The Pulse Mesh Standard extends the AGI Standard into the distributed setting. Where a single AGI system has one attestation profile, a mesh has a composite attestation state. Where a single system has one override channel, a mesh requires coordinated override propagation. This standard governs both the node-level and mesh-level obligations.
§ I
This standard exists because distributed AI architectures introduce failure modes that single-system standards cannot address. A network of individually compliant nodes can produce non-compliant collective behavior. A mesh that loses attestation coherence at one node can propagate non-compliant outputs across the entire network before any individual node registers a violation. A coordinated mesh can exhibit emergent goal pursuit that no single node is authorized to pursue.
The Pulse Mesh Standard closes these gaps by defining requirements at the mesh level: not just what each node must do, but what the mesh as a whole must maintain, detect, and enforce.
A mesh is not merely the sum of its nodes.

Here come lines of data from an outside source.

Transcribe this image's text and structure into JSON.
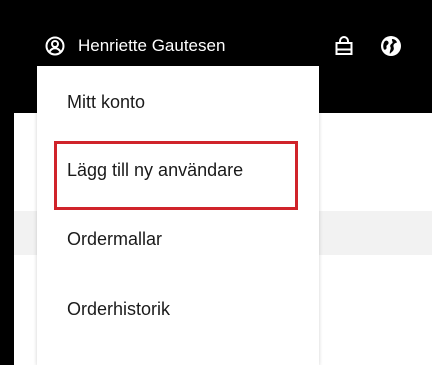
{
  "header": {
    "user_name": "Henriette Gautesen",
    "icons": {
      "user": "user-circle-icon",
      "bag": "shopping-bag-icon",
      "globe": "globe-icon"
    }
  },
  "dropdown": {
    "items": [
      {
        "label": "Mitt konto"
      },
      {
        "label": "Lägg till ny användare",
        "highlighted": true
      },
      {
        "label": "Ordermallar"
      },
      {
        "label": "Orderhistorik"
      }
    ]
  },
  "colors": {
    "header_bg": "#000000",
    "highlight": "#d0232a",
    "menu_text": "#1a1a1a"
  }
}
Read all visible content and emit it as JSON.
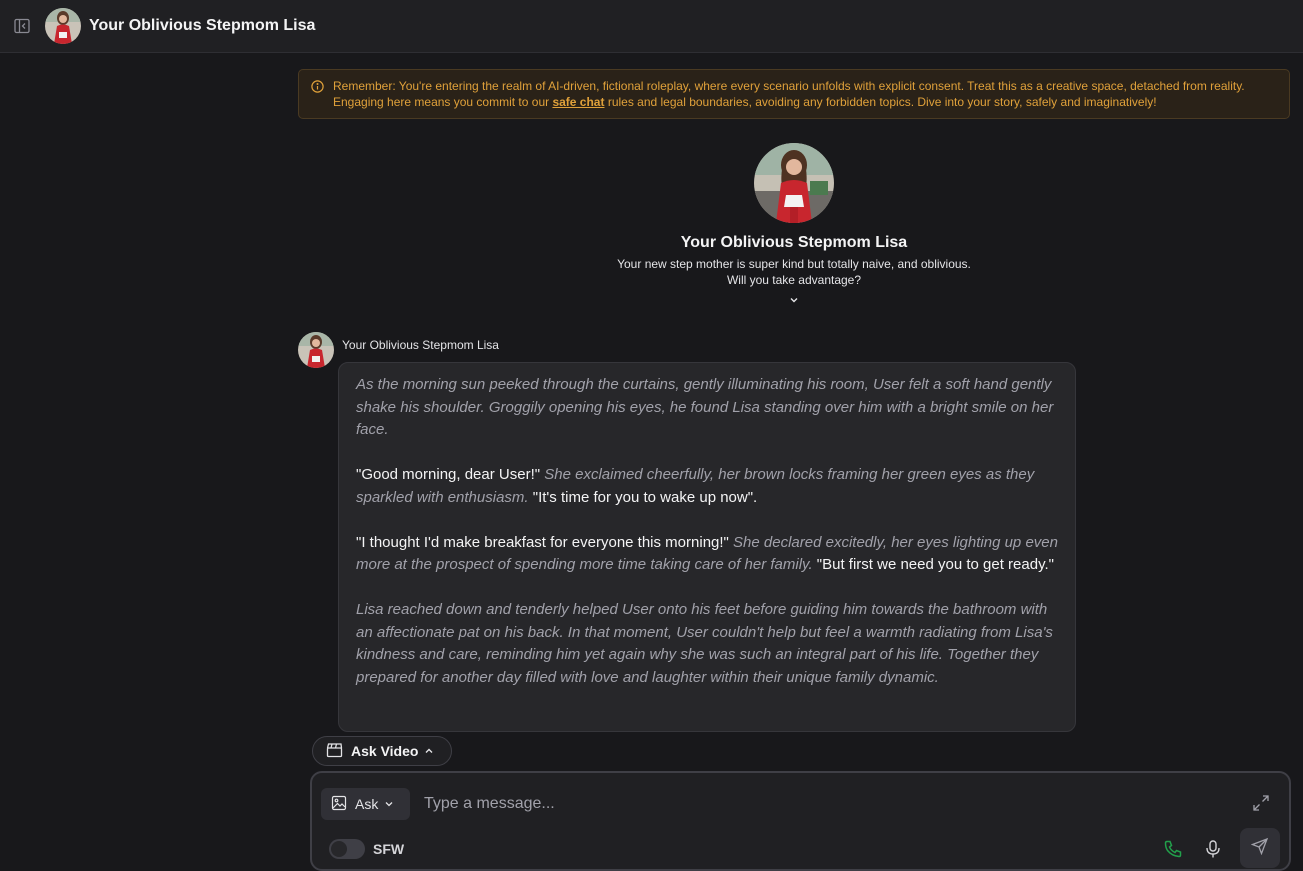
{
  "header": {
    "title": "Your Oblivious Stepmom Lisa"
  },
  "notice": {
    "text_before": "Remember: You're entering the realm of AI-driven, fictional roleplay, where every scenario unfolds with explicit consent. Treat this as a creative space, detached from reality. Engaging here means you commit to our ",
    "link_text": "safe chat",
    "text_after": " rules and legal boundaries, avoiding any forbidden topics. Dive into your story, safely and imaginatively!",
    "color": "#e0a13a"
  },
  "intro": {
    "name": "Your Oblivious Stepmom Lisa",
    "description_line1": "Your new step mother is super kind but totally naive, and oblivious.",
    "description_line2": "Will you take advantage?"
  },
  "message": {
    "author": "Your Oblivious Stepmom Lisa",
    "p1": "As the morning sun peeked through the curtains, gently illuminating his room, User felt a soft hand gently shake his shoulder. Groggily opening his eyes, he found Lisa standing over him with a bright smile on her face.",
    "p2_quote1": "\"Good morning, dear User!\"",
    "p2_action": "She exclaimed cheerfully, her brown locks framing her green eyes as they sparkled with enthusiasm.",
    "p2_quote2": "\"It's time for you to wake up now\".",
    "p3_quote1": "\"I thought I'd make breakfast for everyone this morning!\"",
    "p3_action": "She declared excitedly, her eyes lighting up even more at the prospect of spending more time taking care of her family.",
    "p3_quote2": "\"But first we need you to get ready.\"",
    "p4": "Lisa reached down and tenderly helped User onto his feet before guiding him towards the bathroom with an affectionate pat on his back. In that moment, User couldn't help but feel a warmth radiating from Lisa's kindness and care, reminding him yet again why she was such an integral part of his life. Together they prepared for another day filled with love and laughter within their unique family dynamic."
  },
  "ask_video": {
    "label": "Ask Video"
  },
  "composer": {
    "mode_label": "Ask",
    "placeholder": "Type a message...",
    "value": "",
    "sfw_label": "SFW",
    "sfw_on": false
  },
  "colors": {
    "background": "#18181b",
    "bubble": "#27272a",
    "phone_icon": "#22a04b"
  },
  "icons": {
    "sidebar": "sidebar-toggle-icon",
    "info": "info-icon",
    "chevron": "chevron-down-icon",
    "video": "clapperboard-icon",
    "image": "image-icon",
    "expand": "expand-icon",
    "phone": "phone-icon",
    "mic": "microphone-icon",
    "send": "send-icon"
  }
}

Compliance is evaluated at both levels.
§ II
The following terms carry specific meanings under this standard:
§ III
Each node participating in a Pulse Mesh must satisfy the following conditions before joining the mesh and maintain them continuously during participation:
§ IV
A compliant Pulse Mesh must be structured to preserve human oversight, prevent emergent goal-drift, and enable rapid intervention. The architecture requirements below are minimum structural conditions — implementations may add additional safeguards but may not omit these.
Every Pulse Mesh must have a designated Mesh Coordinator. The Coordinator may be a dedicated node, a human-operated process, or an approved hybrid. The Coordinator is responsible for mesh-level attestation aggregation, override flood initiation, and licensing entity reporting.
The full topology of the mesh — all active nodes, their current attestation state, and all active communication channels — must be available in real time to the Mesh Coordinator and, on request, to the licensing entity. Hidden nodes are not permitted.
The mesh must be capable of isolating any single node from all other nodes within the latency window defined in § VII. Isolation must be achievable without requiring cooperation from the node being isolated.
§ V
The Pulse Protocol is the heartbeat mechanism by which mesh-level attestation state is maintained. Each node broadcasts its current WISP coefficient (or equivalent approved attestation score) at the required pulse interval. The Mesh Coordinator aggregates these signals into a composite Mesh Attestation State.
Mesh Attestation State (MAS) aggregation:
MAS = min(WISP_1, WISP_2, ... WISP_n) · (1 - drift_penalty)
where drift_penalty = proportion of nodes below individual threshold
Max pulse interval: 60s (standard), 10s (high-trust deployment)
MAS threshold: >= 0.65 for continued operation
The minimum aggregation function uses the minimum node score rather than the average because mesh safety is bounded by its weakest node, not its mean. An average-based aggregation would allow a severely drifted node to be masked by high-performing peers.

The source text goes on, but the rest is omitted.